Breast-feeding in the US and in Ghana

Those interested in Michelle Obama, US politics, or breastfeeding in general (I'm guessing that'll be Mum-folk) will know that Michelle Obama is calling for barriers to women nursing at work to be removed. Heck, she even took Sasha to a job interview, so that if she needed to be breastfed, she would be right there with her!

This - I love!

Skipping from the US to Ghana...but sticking with the issue of breastfeeding..there appeared to be some real benefits for Mums who take their children to work with them - on their backs I mean. I've no idea what happens with women who don't carry their kids this way. 

I've not included a picture of a baby, or a breast, or even a breast-feeding woman here because I'm sure we can use our imaginations... : )
Anyway, a working Mum that I met, was sitting by the roadside selling roasted plantain. We were at a busy bank across the road and I spotted the plantain and thought 'I need some of that!'. She prepared two pieces for me, and get this - she was breastfeeding at the same time! When we went to hand me my change, her breast slipped from the baby's mouth and before giving me the change, she placed her breast straight back in her baby's mouth and continued - as though it was perfectly normal. I asked our hosts about this. I wondered if she was just a bold woman or if in fact in Ghana it was perfectly normal to do that if you work with your child. I was told

'If the child needs to eat, what should come before that?'

Now I don't know if this was the opinion of our host or if its more widespread than that BUT I know one thing - I liked that idea.

'If the child needs to eat, what should come before that?'. It has such a sweet ring to it, I wish I could bottle it and just give it out as a freebie!
It also got me thinking of how I used to cover up with a muslin cloth, or wear a special blouse, so that I could discretely breastfeed. I'm sure that even though I didn't make a song and dance about it - pretty much anyone within 2 metres of me would have known that I was breast-feeding. And, even with the cover-ups, I still wouldn't have felt comfortable to sit at the side of the road, opposite a major bank, with constant flows of traffic and just flip out my breast like that - much less with a complete stranger standing in my face.

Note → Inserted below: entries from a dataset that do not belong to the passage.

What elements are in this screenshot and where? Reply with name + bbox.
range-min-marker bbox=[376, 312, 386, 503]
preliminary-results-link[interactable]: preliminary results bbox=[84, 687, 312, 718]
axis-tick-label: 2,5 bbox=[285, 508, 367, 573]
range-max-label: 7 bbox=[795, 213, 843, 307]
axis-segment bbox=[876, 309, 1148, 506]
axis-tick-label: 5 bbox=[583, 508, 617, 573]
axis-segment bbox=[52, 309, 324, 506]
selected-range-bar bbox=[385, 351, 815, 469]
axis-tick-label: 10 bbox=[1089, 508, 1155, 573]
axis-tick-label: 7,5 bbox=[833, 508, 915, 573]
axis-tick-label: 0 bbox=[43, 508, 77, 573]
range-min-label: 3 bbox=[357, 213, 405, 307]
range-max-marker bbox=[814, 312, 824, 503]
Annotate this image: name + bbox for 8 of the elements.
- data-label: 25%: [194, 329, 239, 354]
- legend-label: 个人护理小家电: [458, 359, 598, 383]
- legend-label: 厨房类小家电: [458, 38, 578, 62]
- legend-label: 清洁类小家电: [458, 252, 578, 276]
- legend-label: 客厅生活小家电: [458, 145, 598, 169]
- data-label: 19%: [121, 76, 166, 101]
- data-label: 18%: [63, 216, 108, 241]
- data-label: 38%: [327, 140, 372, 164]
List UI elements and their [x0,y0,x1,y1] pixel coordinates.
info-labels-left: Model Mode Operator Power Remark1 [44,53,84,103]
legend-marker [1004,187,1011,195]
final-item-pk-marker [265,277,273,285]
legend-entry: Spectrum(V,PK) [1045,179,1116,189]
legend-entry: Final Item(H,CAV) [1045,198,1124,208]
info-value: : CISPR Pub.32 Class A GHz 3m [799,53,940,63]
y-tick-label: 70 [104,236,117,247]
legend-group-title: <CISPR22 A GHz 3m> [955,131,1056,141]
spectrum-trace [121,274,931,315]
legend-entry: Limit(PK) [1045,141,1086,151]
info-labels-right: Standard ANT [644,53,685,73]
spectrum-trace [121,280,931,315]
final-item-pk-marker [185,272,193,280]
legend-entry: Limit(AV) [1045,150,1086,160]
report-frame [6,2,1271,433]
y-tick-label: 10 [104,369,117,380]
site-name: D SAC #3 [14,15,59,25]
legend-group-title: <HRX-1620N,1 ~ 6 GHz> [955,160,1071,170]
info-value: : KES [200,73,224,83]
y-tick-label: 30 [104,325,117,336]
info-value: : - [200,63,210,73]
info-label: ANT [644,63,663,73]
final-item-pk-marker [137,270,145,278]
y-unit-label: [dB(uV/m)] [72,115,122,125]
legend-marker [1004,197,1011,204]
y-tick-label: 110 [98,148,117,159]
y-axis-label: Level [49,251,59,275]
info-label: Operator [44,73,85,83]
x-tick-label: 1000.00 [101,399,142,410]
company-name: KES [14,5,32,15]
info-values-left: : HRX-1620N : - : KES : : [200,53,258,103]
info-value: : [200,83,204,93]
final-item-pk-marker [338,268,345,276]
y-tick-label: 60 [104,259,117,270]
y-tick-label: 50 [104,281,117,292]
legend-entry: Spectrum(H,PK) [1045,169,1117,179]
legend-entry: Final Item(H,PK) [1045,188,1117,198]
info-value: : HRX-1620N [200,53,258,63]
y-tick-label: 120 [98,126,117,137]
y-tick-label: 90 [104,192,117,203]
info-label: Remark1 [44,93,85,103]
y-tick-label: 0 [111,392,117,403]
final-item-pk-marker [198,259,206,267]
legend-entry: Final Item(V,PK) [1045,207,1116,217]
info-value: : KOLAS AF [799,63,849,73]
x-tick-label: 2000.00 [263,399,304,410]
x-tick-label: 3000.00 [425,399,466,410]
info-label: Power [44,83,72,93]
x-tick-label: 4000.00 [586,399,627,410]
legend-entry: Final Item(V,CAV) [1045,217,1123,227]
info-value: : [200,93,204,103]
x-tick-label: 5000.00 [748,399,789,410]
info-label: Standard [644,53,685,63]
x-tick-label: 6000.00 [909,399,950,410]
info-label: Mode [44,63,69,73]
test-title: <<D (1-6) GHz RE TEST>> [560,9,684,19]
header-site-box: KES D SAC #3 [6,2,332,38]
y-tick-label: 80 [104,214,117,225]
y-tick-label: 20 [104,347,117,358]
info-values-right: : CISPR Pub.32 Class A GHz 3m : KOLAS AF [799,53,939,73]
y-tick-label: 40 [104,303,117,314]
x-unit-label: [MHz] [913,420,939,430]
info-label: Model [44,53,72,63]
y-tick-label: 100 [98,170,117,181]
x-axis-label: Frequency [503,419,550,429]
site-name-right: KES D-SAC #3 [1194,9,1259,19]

At home, depending on who was visiting that day (and you just can't underestimate the flow of visitors when you have a baby!), I sometimes 'excused myself' to another room - all to avoid having to get my mahoosive jugglies out in front of people who I didn't think needed to be seeing my jugglies! I was worried about embarassing them! I myself wasn't that embarassed about the issue. 

I'm not entirely sure why I was so affected by this random incident, and it's not as though I've never seen anyone breastfeed in a public place before, it's just that she was doing it as though it was THE most natural thing in the world. And you know what - it probably was one of THE most natural things in the world - and it was simply beautiful.

Mrs O


  1. Breastfeeding in Ghana is a no-brainer. A mother will whip out her boob for her child in no time, its really not a big deal.

  2. Very glad to hear it Dora. I think women worldwide should feel the same freedom!